Elige un durazno maduro que se sienta blando y ceda al apretarlo suavemente, y luego quita el carozo. Haz puré con la pulpa, u ofrece una mitad pelada o una rodaja gruesa lo bastante grande para sostener en el puño. Si el durazno está firme o la piel se siente dura, pélalo y cocínalo o cuécelo al vapor un momento para ablandarlo antes de hacer el puré.
Carozo retirado; puré suave, o una mitad pelada o una rodaja gruesa del largo de un dedo.
Ofrece durazno maduro en trozos blandos o rodajas finas a medida que se desarrolla la pinza. Pélalo si la piel está algo dura. Los duraznos más firmes aún se benefician de una cocción rápida para ablandarlos, y uno maduro se puede hacer puré o servir en trozos pequeños y blandos.
Trozos maduros y blandos o rodajas finas, de alrededor de 1 cm; pela si la piel está dura.

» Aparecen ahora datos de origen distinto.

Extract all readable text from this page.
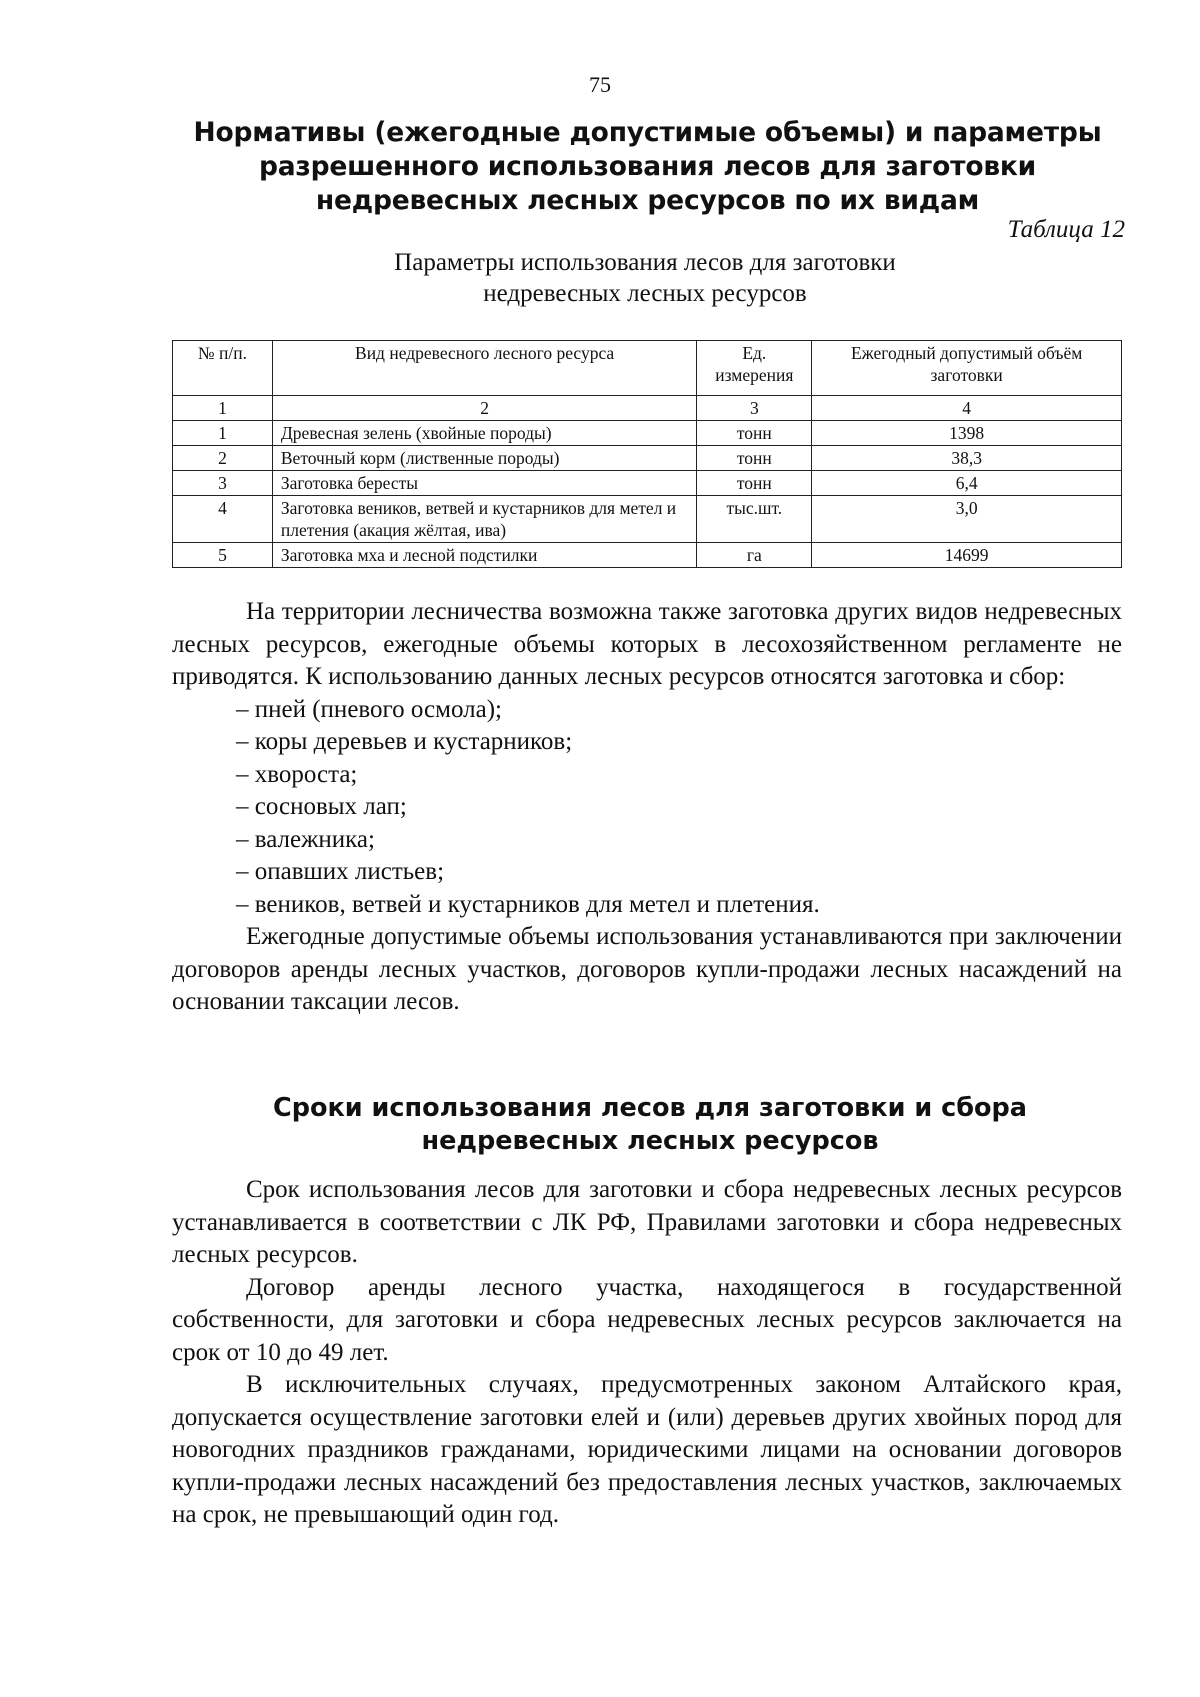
75
Нормативы (ежегодные допустимые объемы) и параметры разрешенного использования лесов для заготовки недревесных лесных ресурсов по их видам
Таблица 12
Параметры использования лесов для заготовки
недревесных лесных ресурсов
№ п/п.	Вид недревесного лесного ресурса	Ед. измерения	Ежегодный допустимый объём заготовки
1	2	3	4
1	Древесная зелень (хвойные породы)	тонн	1398
2	Веточный корм (лиственные породы)	тонн	38,3
3	Заготовка бересты	тонн	6,4
4	Заготовка веников, ветвей и кустарников для метел и плетения (акация жёлтая, ива)	тыс.шт.	3,0
5	Заготовка мха и лесной подстилки	га	14699

На территории лесничества возможна также заготовка других видов недревесных лесных ресурсов, ежегодные объемы которых в лесохозяйственном регламенте не приводятся. К использованию данных лесных ресурсов относятся заготовка и сбор:

– пней (пневого осмола);
– коры деревьев и кустарников;
– хвороста;
– сосновых лап;
– валежника;
– опавших листьев;
– веников, ветвей и кустарников для метел и плетения.

Ежегодные допустимые объемы использования устанавливаются при заключении договоров аренды лесных участков, договоров купли-продажи лесных насаждений на основании таксации лесов.

Сроки использования лесов для заготовки и сбора
недревесных лесных ресурсов

Срок использования лесов для заготовки и сбора недревесных лесных ресурсов устанавливается в соответствии с ЛК РФ, Правилами заготовки и сбора недревесных лесных ресурсов.

Договор аренды лесного участка, находящегося в государственной собственности, для заготовки и сбора недревесных лесных ресурсов заключается на срок от 10 до 49 лет.

В исключительных случаях, предусмотренных законом Алтайского края, допускается осуществление заготовки елей и (или) деревьев других хвойных пород для новогодних праздников гражданами, юридическими лицами на основании договоров купли-продажи лесных насаждений без предоставления лесных участков, заключаемых на срок, не превышающий один год.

Sirve durazno maduro en trozos blandos del tamaño de un bocado o en rodajas finas. La piel suele poder dejarse en un durazno maduro a esta edad, pero pélalo si parece dura. Mantén los trozos pequeños y supervisa como siempre.
Trozos blandos del tamaño de un bocado o rodajas finas, de alrededor de 1 cm; pela si la piel parece dura.

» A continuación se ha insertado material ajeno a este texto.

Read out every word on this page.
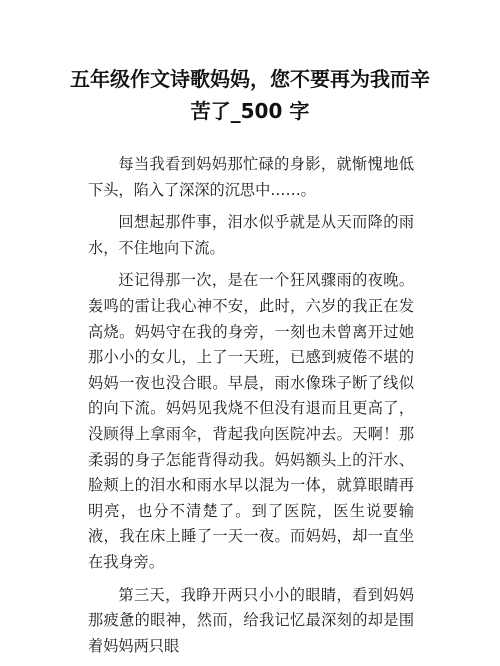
五年级作文诗歌妈妈，您不要再为我而辛苦了_500 字

每当我看到妈妈那忙碌的身影，就惭愧地低下头，陷入了深深的沉思中……。

回想起那件事，泪水似乎就是从天而降的雨水，不住地向下流。

还记得那一次，是在一个狂风骤雨的夜晚。轰鸣的雷让我心神不安，此时，六岁的我正在发高烧。妈妈守在我的身旁，一刻也未曾离开过她那小小的女儿，上了一天班，已感到疲倦不堪的妈妈一夜也没合眼。早晨，雨水像珠子断了线似的向下流。妈妈见我烧不但没有退而且更高了，没顾得上拿雨伞，背起我向医院冲去。天啊！那柔弱的身子怎能背得动我。妈妈额头上的汗水、脸颊上的泪水和雨水早以混为一体，就算眼睛再明亮，也分不清楚了。到了医院，医生说要输液，我在床上睡了一天一夜。而妈妈，却一直坐在我身旁。

第三天，我睁开两只小小的眼睛，看到妈妈那疲惫的眼神，然而，给我记忆最深刻的却是围着妈妈两只眼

La mayoría de los bebés puede probar Durazno a partir de los 6 meses, cuando muestran señales de estar listos. Revisa arriba la preparación y el tamaño del corte antes de empezar.

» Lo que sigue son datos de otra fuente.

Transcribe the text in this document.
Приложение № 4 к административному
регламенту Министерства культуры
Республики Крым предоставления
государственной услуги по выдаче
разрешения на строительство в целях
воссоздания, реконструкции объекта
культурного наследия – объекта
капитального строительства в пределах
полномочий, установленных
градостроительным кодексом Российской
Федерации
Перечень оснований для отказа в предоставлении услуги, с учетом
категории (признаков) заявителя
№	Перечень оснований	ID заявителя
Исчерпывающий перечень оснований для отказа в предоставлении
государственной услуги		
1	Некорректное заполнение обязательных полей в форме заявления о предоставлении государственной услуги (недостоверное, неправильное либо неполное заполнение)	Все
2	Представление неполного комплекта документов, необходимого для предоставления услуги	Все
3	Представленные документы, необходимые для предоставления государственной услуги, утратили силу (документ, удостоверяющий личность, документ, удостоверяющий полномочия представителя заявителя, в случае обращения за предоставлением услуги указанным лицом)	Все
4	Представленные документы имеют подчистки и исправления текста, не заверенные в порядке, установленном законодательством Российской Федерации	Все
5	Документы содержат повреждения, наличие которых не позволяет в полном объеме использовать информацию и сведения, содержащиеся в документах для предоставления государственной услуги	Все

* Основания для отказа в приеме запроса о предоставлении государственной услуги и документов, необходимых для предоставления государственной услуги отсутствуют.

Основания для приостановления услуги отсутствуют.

Durazno se considera un alimento de bajo riesgo de atragantamiento si se sirve con el tamaño y la textura adecuados para la edad. Sigue los cortes indicados arriba y quédate siempre cerca durante las comidas.
Durazno no está entre los principales alérgenos alimentarios. Aun así, cualquier alimento nuevo puede causar una reacción, así que observa a tu bebé las primeras veces.
Contenido informativo general, no es consejo médico. Consulta siempre con tu pediatra sobre la introducción de alimentos nuevos, especialmente si tu bebé tiene alguna condición médica o antecedentes familiares de alergias.